Был однажды такой театр - страница 20
Он протянул Дюле руку.
— Подумайте на досуге, сынок! В вашем распоряжении несколько дней — пока я не уехал из Сегеда. Посоветуйтесь с «отцами». Всего хорошего!
Он отвернулся от юноши, словно забыв о его существовании, и уставился в снежную мглу.
ГЛАВА 4
Встреча
К институтской жизни Дюла привыкал с трудом. В первый же день, придя с Тордаи в секретариат, он почувствовал, что все это не для него. Он побаивался студентов, с веселым шумом и пением носившихся по лестницам. Все вокруг казалось ему чужим, непривычно огромным. Когда кто-нибудь из учителей отменял занятие, Дюла спешил удрать подальше от подначек и розыгрышей своих однокашников. Уходил он чаще всего к музею, садился на ступени или бродил по саду, читая на ходу. В кафе господина Бранковича ему тоже было не по себе, всегда хотелось поскорее поесть и уйти. Жил он недалеко от института, у сапожника Йожефа Тапаи. Сапожник не брал с юноши платы за жилье, довольствуясь билетами в театр, которыми Дюла снабжал всех членов хозяйской семьи. Сам Тапаи, его жена и дочь были страстными поклонниками искусства; они частенько вытаскивали Дюлу из его крошечной каморки и зазывали к себе, требуя рассказов о театральной жизни. У институтских девиц Дюла пользовался огромным успехом. Их привлекала его суровость, замкнутость и даже грубоватая манера решительно отвергать все и всяческие попытки сближения. А больше всего интриговало Дюлиных однокашников то, что его часто видели в обществе Тордаи. Мэтр любил, чтобы Дюла провожал его в театр после занятий. Не реже раза в месяц они ужинали вместе в «Нью-Йорке». Это были удивительные вечера.

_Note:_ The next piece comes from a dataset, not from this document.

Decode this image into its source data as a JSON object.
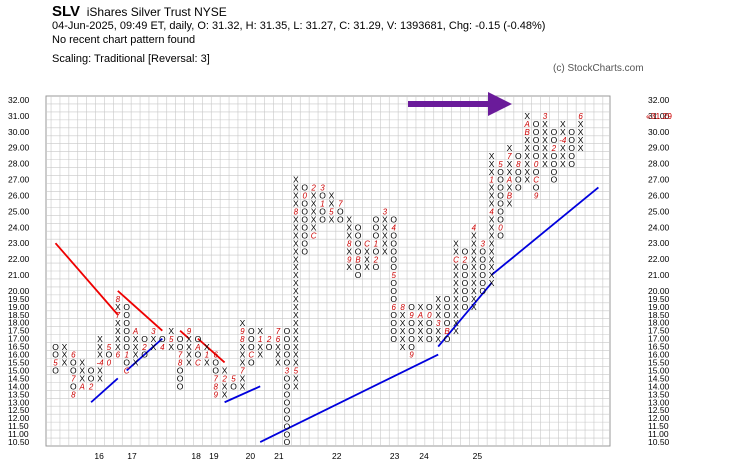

— Ну что, молодой человек, нравится ли вам учиться на комедианта? — спрашивал Тордаи со свойственной ему иронией.
Первое время Дюла не знал, как ответить, но постепенно привык к манере наставника и понял, что стоит за этим вопросом. На третьем курсе он уже не сомневался, что нет на свете лучшего занятия, чем комедиантство.
— Наш путь, молодой человек, не имеет конца. И это прекрасно. Вот поработаю еще лет пятнадцать-двадцать — и, может, в один прекрасный день сыграю так, что сам останусь доволен.
Дюла понимал неудовлетворенность Тордаи. Ему нравилось, что тот вечно неспокоен и возбужден. Тордаи со всеми разговаривал одинаково: что с учениками, что с директором Национального театра. Все знали, что вежлив он только с бездарностями. Тем, кто был ему по душе, предназначался иронический тон.
— Как по-вашему, молодой человек, — обратился он к Дюле как-то во время занятий, — стихи Петефи отличаются от стихов Яноша Вераи Хазаффи?
— Да… — пролепетал Дюла.
— Тогда почему вы не чувствуете горечи в его словах? Разве «Чернильница» — анекдот, который можно рассказывать с веселой миной?
Никогда и никому он не показывал, как следует играть. Всякое подражание вызывало у него непреодолимое отвращение.
— Вот когда сцену огородят решеткой и мы станем разыгрывать «Гамлета», подпрыгивая и щелкая орешки, тогда я покажу вам, как это делается, — сердито отвечал он на просьбу показать какой-нибудь жест или интонацию.
Дюла не мог забыть сегедской «Трагедии человека». Перед глазами все время возникала одна и та же сцена. Это было сразу после спектакля в пользу семей погибших воинов. В гардеробе внезапно появился Тордаи в костюме Люцифера, черноволосый, с горящими глазами. Он почти ничего не делал со своим лицом перед началом спектакля, и тем не менее от его облика, от змеиной мудрости в глазах драл мороз по коже.
— Нынче вечером, молодой человек, нам с вами довелось видеть настоящее чудо. Такого потрясения я еще никогда не испытывал. Я говорю об апостоле Петре Шандора Йоо. Запомните этого актера с оторванным подбородком, молодой человек. Запомните на всю жизнь. Ибо сегодня он сделал то, что под силу только самым великим. Я завидую ему.
Дюла смотрел на Тордаи во все глаза. Актер продолжал:
— А знаете, почему он научился хватать звезды с неба? Потому, что мир рухнул ему на плечи и теперь он вынужден волочь его на себе.
Юноша не понял этих слов, хотя Шандор Йоо поразил его самого, особенно тем, что на репетициях заметно шепелявил, а сегодня то ли не шепелявил, то ли Дюла этого не заметил.